Desde 2022, ano da invasão da Ucrânia, navios-tanque da chamada “frota fantasma” russa têm trazido combustíveis ao Brasil, que se tornou um dos destinos mais ativos dessas embarcações sancionadas por Estados Unidos, Reino Unido e União Europeia. Uma investigação conduzida pela BBC News Brasil durante quatro meses rastreou 36 navios vinculados ao esquema que aportaram em terminais brasileiros, principalmente em Santos e Paranaguá.
A expressão “frota fantasma” é usada por governos e especialistas para se referir a navios que transportam petróleo e derivados da Rússia após as sanções internacionais. Essas embarcações operam com donos ocultos, usam bandeiras de conveniência, desligam sistemas de rastreamento e navegam, muitas vezes, sem seguros adequados. O objetivo é dificultar o monitoramento e driblar restrições impostas ao comércio de combustíveis russos, que financia a guerra contra a Ucrânia.

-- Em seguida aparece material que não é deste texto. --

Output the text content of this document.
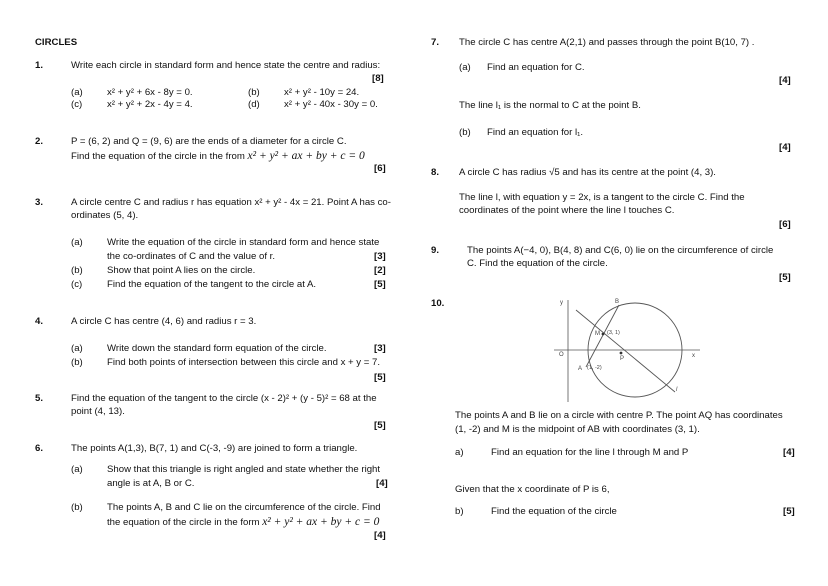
CIRCLES
1.	Write each circle in standard form and hence state the centre and radius:
[8]
(a)	x² + y² + 6x - 8y = 0.	(b)	x² + y² - 10y = 24.
(c)	x² + y² + 2x - 4y = 4.	(d)	x² + y² - 40x - 30y = 0.
2.	P = (6, 2) and Q = (9, 6) are the ends of a diameter for a circle C.
Find the equation of the circle in the from x² + y² + ax + by + c = 0
[6]
3.	A circle centre C and radius r has equation x² + y² - 4x = 21. Point A has co-
ordinates (5, 4).
(a)	Write the equation of the circle in standard form and hence state
the co-ordinates of C and the value of r.	[3]
(b)	Show that point A lies on the circle.	[2]
(c)	Find the equation of the tangent to the circle at A.	[5]
4.	A circle C has centre (4, 6) and radius r = 3.
(a)	Write down the standard form equation of the circle.	[3]
(b)	Find both points of intersection between this circle and x + y = 7.
[5]
5.	Find the equation of the tangent to the circle (x - 2)² + (y - 5)² = 68 at the
point (4, 13).
[5]
6.	The points A(1,3), B(7, 1) and C(-3, -9) are joined to form a triangle.
(a)	Show that this triangle is right angled and state whether the right
angle is at A, B or C.	[4]
(b)	The points A, B and C lie on the circumference of the circle. Find
the equation of the circle in the form x² + y² + ax + by + c = 0
[4]
7. The circle C has centre A(2,1) and passes through the point B(10, 7) .
(a) Find an equation for C.
[4]
The line l₁ is the normal to C at the point B.
(b) Find an equation for l₁.
[4]
8. A circle C has radius √5 and has its centre at the point (4, 3).
The line l, with equation y = 2x, is a tangent to the circle C. Find the
coordinates of the point where the line l touches C.
[6]
9.	The points A(−4, 0), B(4, 8) and C(6, 0) lie on the circumference of circle
C. Find the equation of the circle.
[5]
10.	y
x
O
B
M (3, 1)
P
A (1, -2)
l
The points A and B lie on a circle with centre P. The point AQ has coordinates
(1, -2) and M is the midpoint of AB with coordinates (3, 1).
a)	Find an equation for the line l through M and P	[4]
Given that the x coordinate of P is 6,
b)	Find the equation of the circle	[5]
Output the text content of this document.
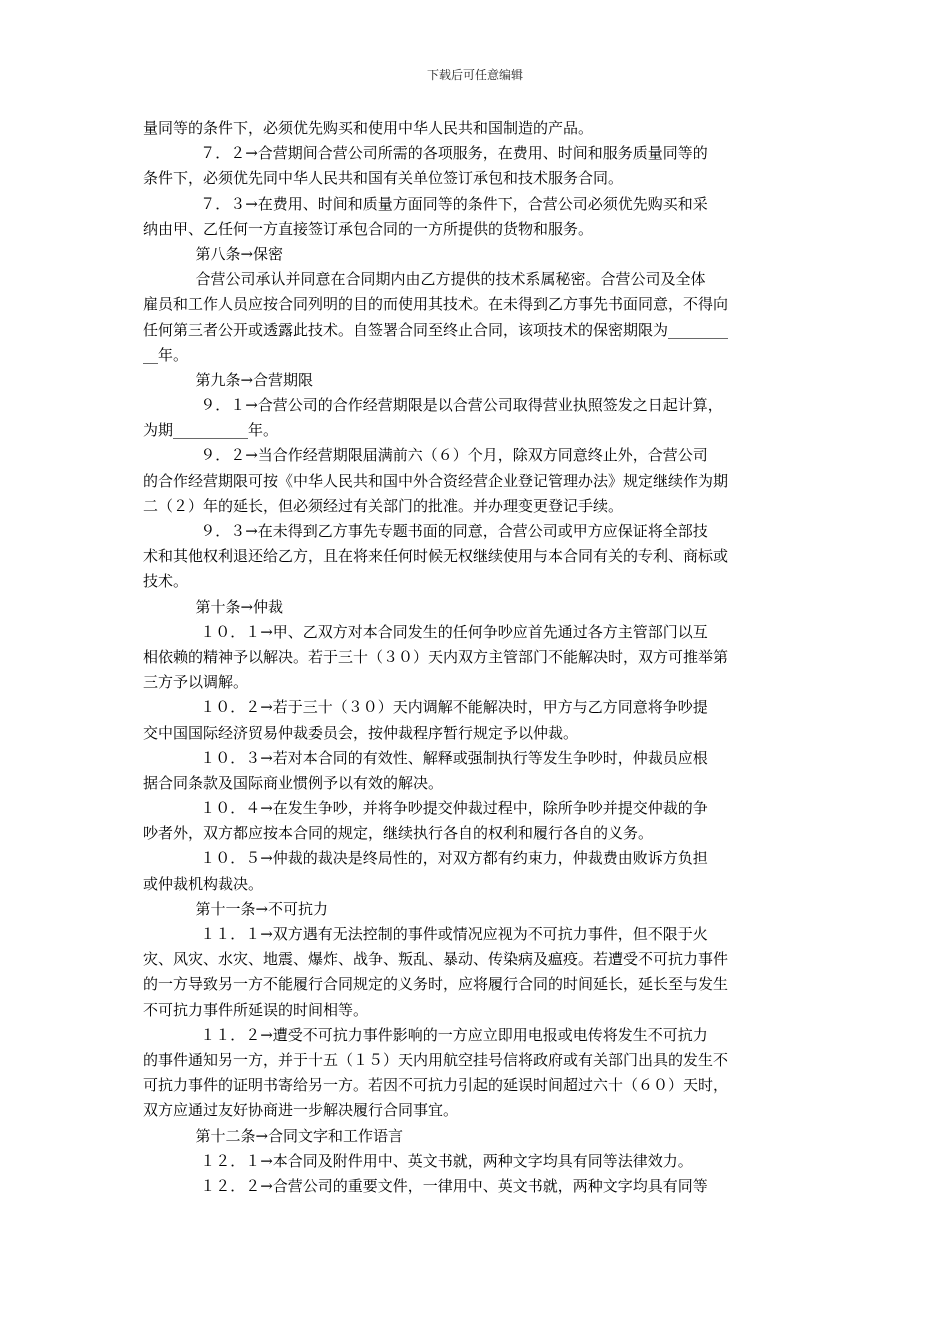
下载后可任意编辑
量同等的条件下，必须优先购买和使用中华人民共和国制造的产品。
７．２→合营期间合营公司所需的各项服务，在费用、时间和服务质量同等的
条件下，必须优先同中华人民共和国有关单位签订承包和技术服务合同。
７．３→在费用、时间和质量方面同等的条件下，合营公司必须优先购买和采
纳由甲、乙任何一方直接签订承包合同的一方所提供的货物和服务。
第八条→保密
合营公司承认并同意在合同期内由乙方提供的技术系属秘密。合营公司及全体
雇员和工作人员应按合同列明的目的而使用其技术。在未得到乙方事先书面同意，不得向
任何第三者公开或透露此技术。自签署合同至终止合同，该项技术的保密期限为________
__年。
第九条→合营期限
９．１→合营公司的合作经营期限是以合营公司取得营业执照签发之日起计算，
为期__________年。
９．２→当合作经营期限届满前六（６）个月，除双方同意终止外，合营公司
的合作经营期限可按《中华人民共和国中外合资经营企业登记管理办法》规定继续作为期
二（２）年的延长，但必须经过有关部门的批准。并办理变更登记手续。
９．３→在未得到乙方事先专题书面的同意，合营公司或甲方应保证将全部技
术和其他权利退还给乙方，且在将来任何时候无权继续使用与本合同有关的专利、商标或
技术。
第十条→仲裁
１０．１→甲、乙双方对本合同发生的任何争吵应首先通过各方主管部门以互
相依赖的精神予以解决。若于三十（３０）天内双方主管部门不能解决时，双方可推举第
三方予以调解。
１０．２→若于三十（３０）天内调解不能解决时，甲方与乙方同意将争吵提
交中国国际经济贸易仲裁委员会，按仲裁程序暂行规定予以仲裁。
１０．３→若对本合同的有效性、解释或强制执行等发生争吵时，仲裁员应根
据合同条款及国际商业惯例予以有效的解决。
１０．４→在发生争吵，并将争吵提交仲裁过程中，除所争吵并提交仲裁的争
吵者外，双方都应按本合同的规定，继续执行各自的权利和履行各自的义务。
１０．５→仲裁的裁决是终局性的，对双方都有约束力，仲裁费由败诉方负担
或仲裁机构裁决。
第十一条→不可抗力
１１．１→双方遇有无法控制的事件或情况应视为不可抗力事件，但不限于火
灾、风灾、水灾、地震、爆炸、战争、叛乱、暴动、传染病及瘟疫。若遭受不可抗力事件
的一方导致另一方不能履行合同规定的义务时，应将履行合同的时间延长，延长至与发生
不可抗力事件所延误的时间相等。
１１．２→遭受不可抗力事件影响的一方应立即用电报或电传将发生不可抗力
的事件通知另一方，并于十五（１５）天内用航空挂号信将政府或有关部门出具的发生不
可抗力事件的证明书寄给另一方。若因不可抗力引起的延误时间超过六十（６０）天时，
双方应通过友好协商进一步解决履行合同事宜。
第十二条→合同文字和工作语言
１２．１→本合同及附件用中、英文书就，两种文字均具有同等法律效力。
１２．２→合营公司的重要文件，一律用中、英文书就，两种文字均具有同等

Como o Brasil não aderiu às sanções, o país se tornou um porto seguro para essas operações. Entre fevereiro de 2022 e junho de 2025, os navios da frota fantasma responderam por 17% do total de combustíveis importados da Rússia. O diesel russo já representa cerca de 60% de todo o volume importado pelo Brasil, o que consolidou Moscou como principal fornecedor externo.
Especialistas alertam para os riscos econômicos, diplomáticos e ambientais. Segundo Alexander Turra, do Instituto de Oceanografia da USP, os navios mais antigos, sem rastreadores ativos e de difícil responsabilização, aumentam a possibilidade de acidentes semelhantes ao vazamento de óleo que atingiu o litoral brasileiro em 2019. Já para Benjamin Schmitt, da Universidade da Pensilvânia, negociar com essas embarcações significa financiar a invasão russa e pode expor empresas brasileiras a sanções dos EUA e da Europa.

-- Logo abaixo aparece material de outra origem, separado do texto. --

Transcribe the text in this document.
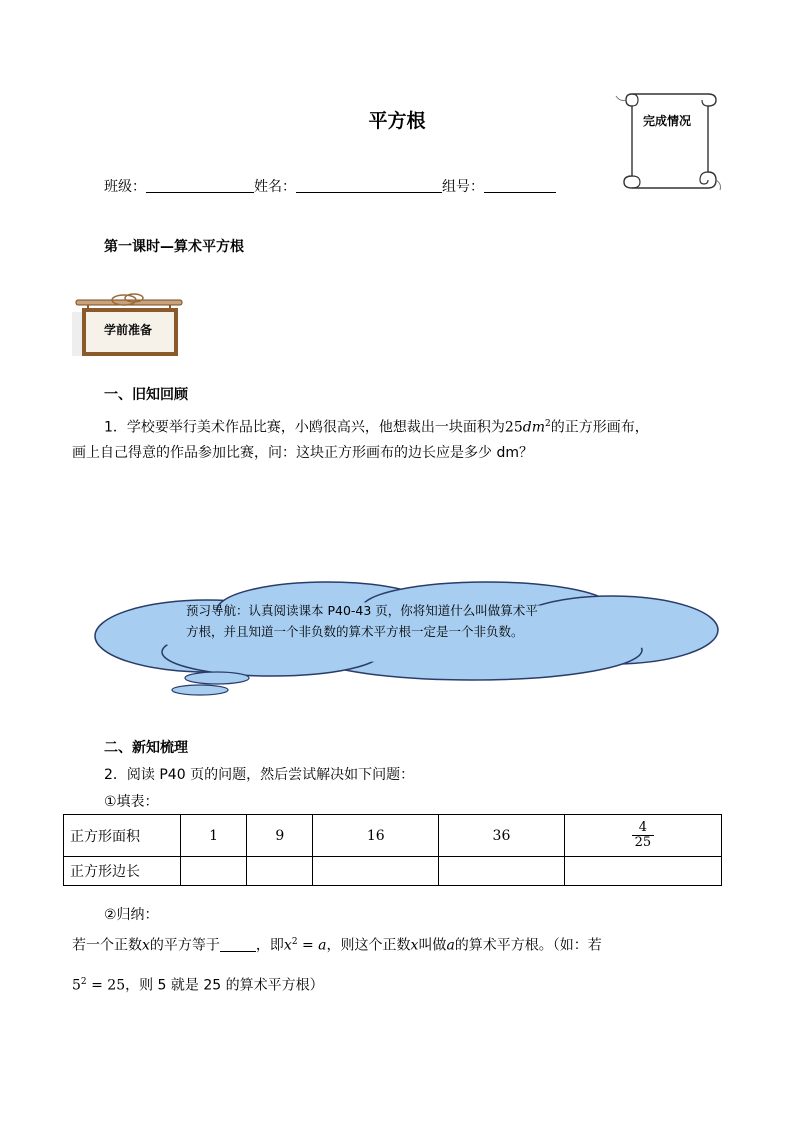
平方根	完成情况
班级：	姓名：	组号：
第一课时—算术平方根
学前准备
一、旧知回顾
1．学校要举行美术作品比赛，小鸥很高兴，他想裁出一块面积为$25dm^2$的正方形画布，
画上自己得意的作品参加比赛，问：这块正方形画布的边长应是多少 dm？
预习导航：认真阅读课本 P40-43 页，你将知道什么叫做算术平
方根，并且知道一个非负数的算术平方根一定是一个非负数。
二、新知梳理
2．阅读 P40 页的问题，然后尝试解决如下问题：
①填表：
正方形面积	1	9	16	36	$\frac{4}{25}$

正方形边长					
②归纳：
若一个正数x的平方等于	，即$x^2 = a$，则这个正数x叫做a的算术平方根。（如：若
$5^2 = 25$，则 5 就是 25 的算术平方根）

A investigação mostra que, mesmo após sanções, ao menos seis navios ligados à frota atracaram no Brasil, o mais recente em julho deste ano. Terminais de Santos, Paranaguá e Suape receberam cargas desses petroleiros. Empresas do setor afirmam que as operações seguiram a legislação nacional, já que o país não está obrigado a cumprir medidas externas. Ainda assim, a possibilidade de retaliações internacionais preocupa analistas.
O surgimento da frota remonta à imposição do teto de US$ 60 por barril de petróleo russo pelo G7. Para contornar a medida e encontrar novos mercados, a Rússia reuniu entre 500 e 600 navios, muitos em más condições. Parte deles passou a abastecer países que, como Brasil, Índia, China e Turquia, não aderiram às sanções.
O fluxo para o Brasil começou no governo Bolsonaro, que buscava alternativas para reduzir o preço dos combustíveis em meio às eleições de 2022. Bolsonaro chegou a anunciar a chegada de navios russos como conquista política. Um deles, o NS Pride, depois rebatizado de Prosperity, acabou incluído em listas de sanções internacionais.
Sob o governo Lula, o comércio continuou. Em visita a Moscou, o presidente ressaltou a importância do diesel russo para o país e manteve o posicionamento de não aderir às restrições. Dados da Antaq mostram que, dos 36 navios sancionados identificados, 29 atracaram no Brasil a partir de 2023.
Apesar da polêmica, autoridades brasileiras afirmam não ter recebido orientação para barrar navios da frota fantasma. Marinha, Receita Federal, Antaq e Polícia Federal confirmam que nunca houve ordem nesse sentido. Portos e terminais, por sua vez, dizem que só seguem as determinações oficiais do governo.
O caso expõe o dilema brasileiro: garantir combustível barato e abundante ou arriscar-se a se tornar alvo de sanções em meio ao conflito geopolítico que envolve Rússia, Ucrânia e potências ocidentais.